Member of aio-libs team

Where to start?

Read the protocol docs
Determine an API for Parser and Builder
Write some simple parse, build and serde tests.
Implement Parser and Builder
Connect to actual code, write integration tests etc.

Read the docs

RFC / http, smtp
Specification / amqp
Docs page / Postgres, MySQL, Kafka
Bad docs? Read the code =(

For example

Binary frame format:

Primitive types:
int8, int16, int32, int64 - Signed integers with the given precision (in bits)
                            stored in big endian order.

Dynamic types:
* string = Size<int32> + body
* array = Size<int16> + body

Protocol is a request-response type over a TCP connection. Request pipelining is
supported.
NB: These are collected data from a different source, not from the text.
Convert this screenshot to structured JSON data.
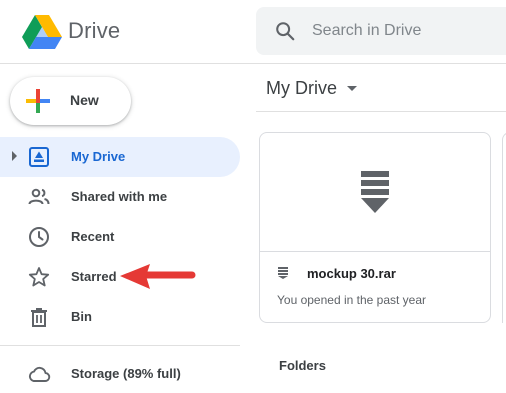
{
  "header": {
    "app_title": "Drive",
    "logo_icon": "google-drive-logo",
    "search": {
      "placeholder": "Search in Drive",
      "value": "",
      "icon": "search-icon"
    }
  },
  "sidebar": {
    "new_button": {
      "label": "New",
      "icon": "plus-icon"
    },
    "items": [
      {
        "label": "My Drive",
        "icon": "my-drive-icon",
        "active": true,
        "expandable": true
      },
      {
        "label": "Shared with me",
        "icon": "people-icon",
        "active": false
      },
      {
        "label": "Recent",
        "icon": "clock-icon",
        "active": false
      },
      {
        "label": "Starred",
        "icon": "star-icon",
        "active": false
      },
      {
        "label": "Bin",
        "icon": "trash-icon",
        "active": false
      },
      {
        "label": "Storage (89% full)",
        "icon": "cloud-icon",
        "active": false
      }
    ]
  },
  "main": {
    "title": "My Drive",
    "files": [
      {
        "name": "mockup 30.rar",
        "subtitle": "You opened in the past year",
        "icon": "archive-icon"
      }
    ],
    "folders_heading": "Folders"
  },
  "annotation": {
    "arrow_color": "#e53935",
    "points_to": "Starred"
  },
  "colors": {
    "active_bg": "#e8f0fe",
    "active_text": "#1967d2",
    "search_bg": "#f1f3f4",
    "border": "#dadce0"
  }
}
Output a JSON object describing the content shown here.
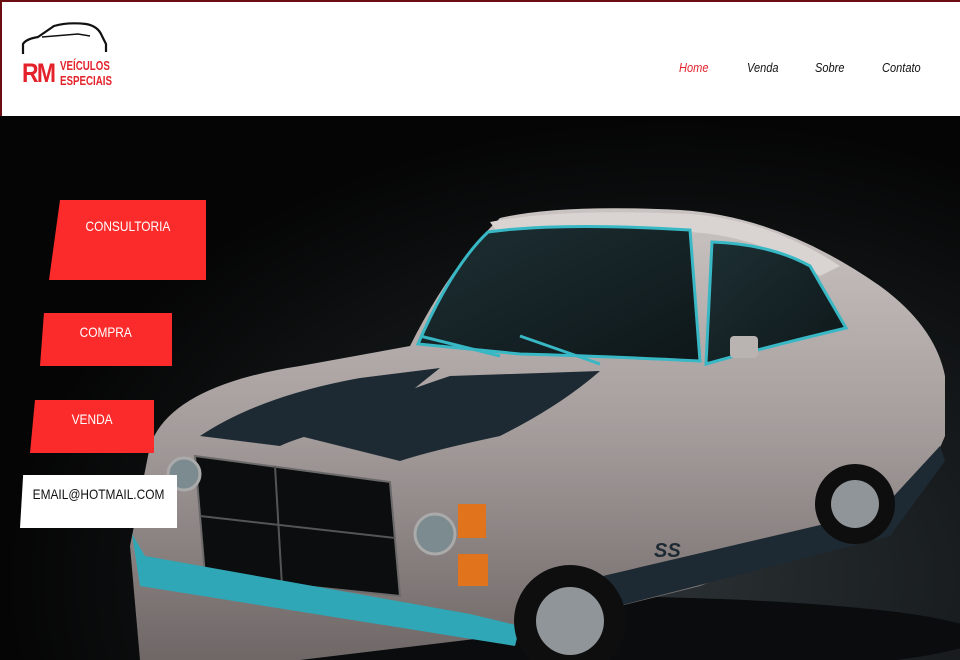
{
  "brand": {
    "initials": "RM",
    "line1": "VEÍCULOS",
    "line2": "ESPECIAIS",
    "color": "#e3222b"
  },
  "nav": [
    {
      "label": "Home",
      "active": true
    },
    {
      "label": "Venda",
      "active": false
    },
    {
      "label": "Sobre",
      "active": false
    },
    {
      "label": "Contato",
      "active": false
    }
  ],
  "side_buttons": [
    {
      "label": "CONSULTORIA"
    },
    {
      "label": "COMPRA"
    },
    {
      "label": "VENDA"
    }
  ],
  "email": {
    "label": "EMAIL@HOTMAIL.COM"
  },
  "hero": {
    "car_badge": "SS"
  },
  "colors": {
    "accent": "#fb2b2b",
    "header_bg": "#ffffff",
    "hero_bg": "#000000"
  }
}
Both Request and Response are Size<int32> delimited.

For example

Request Response types

Header:
* api_key <int8>
* sequence <int8>

Echo request:
* timestamp <int64>
* subject <string>
* metadata <array<int16>>
* body <string>

Echo response:
* id <int32>
* timestamp <int64>
* subject <string>
* body <string>

Determine the API


class Parser:

    def feed(self, data: bytes) -> None:
        """ Feed data that was read from socket.
        """

    def parse(self) -> List[Response]:
        """ Returns: List of Response subclass objects
        """


class Builder:

    def add(self, req: Request) -> None:
        """ Add request object to output buffer
        """

    def get_buffer(self) -> bytes:
        """ Get the buffer of appended requests
        """

Write tests

verify_data = (
    b"\x00\x00\x00+\x00\x00\x00\x00\x00\x00\x00\x00'\x0ftest\x00\x01"
    "\x00\x02\x00\x03We have a lot in common"
)


def test_parser():
    parser = Parser()
    parser.feed(verify_data)
    responses = parser.parse()

    assert len(responses) == 1
    resp = responses[0]
    assert resp.subject == b"test"
    assert resp.timestamp == 9999
    assert resp.metadata == [1, 2, 3]
    assert resp.body == b"We have a lot in common"

Write tests

verify_data = (
    b"\x00\x00\x00+\x00\x00\x00\x00\x00\x00\x00\x00'\x0ftest\x00\x01"
    "\x00\x02\x00\x03We have a lot in common"
)


def test_reader():
    builder = Builder()
    builder.add(
        subject=b"test",
        timestamp=9999,
        metadata=[1, 2, 3],
        body=b"We have a lot in common")

    assert builder.get_buffer() == verify_data

Write tests

def test_serde():
    builder = Builder()
    builder.add(
        subject=b"test",
        timestamp=9999,
        metadata=[1, 2, 3],
        body=b"We have a lot in common")

    parser = Parser()
    responses = parser.feed(builder.get())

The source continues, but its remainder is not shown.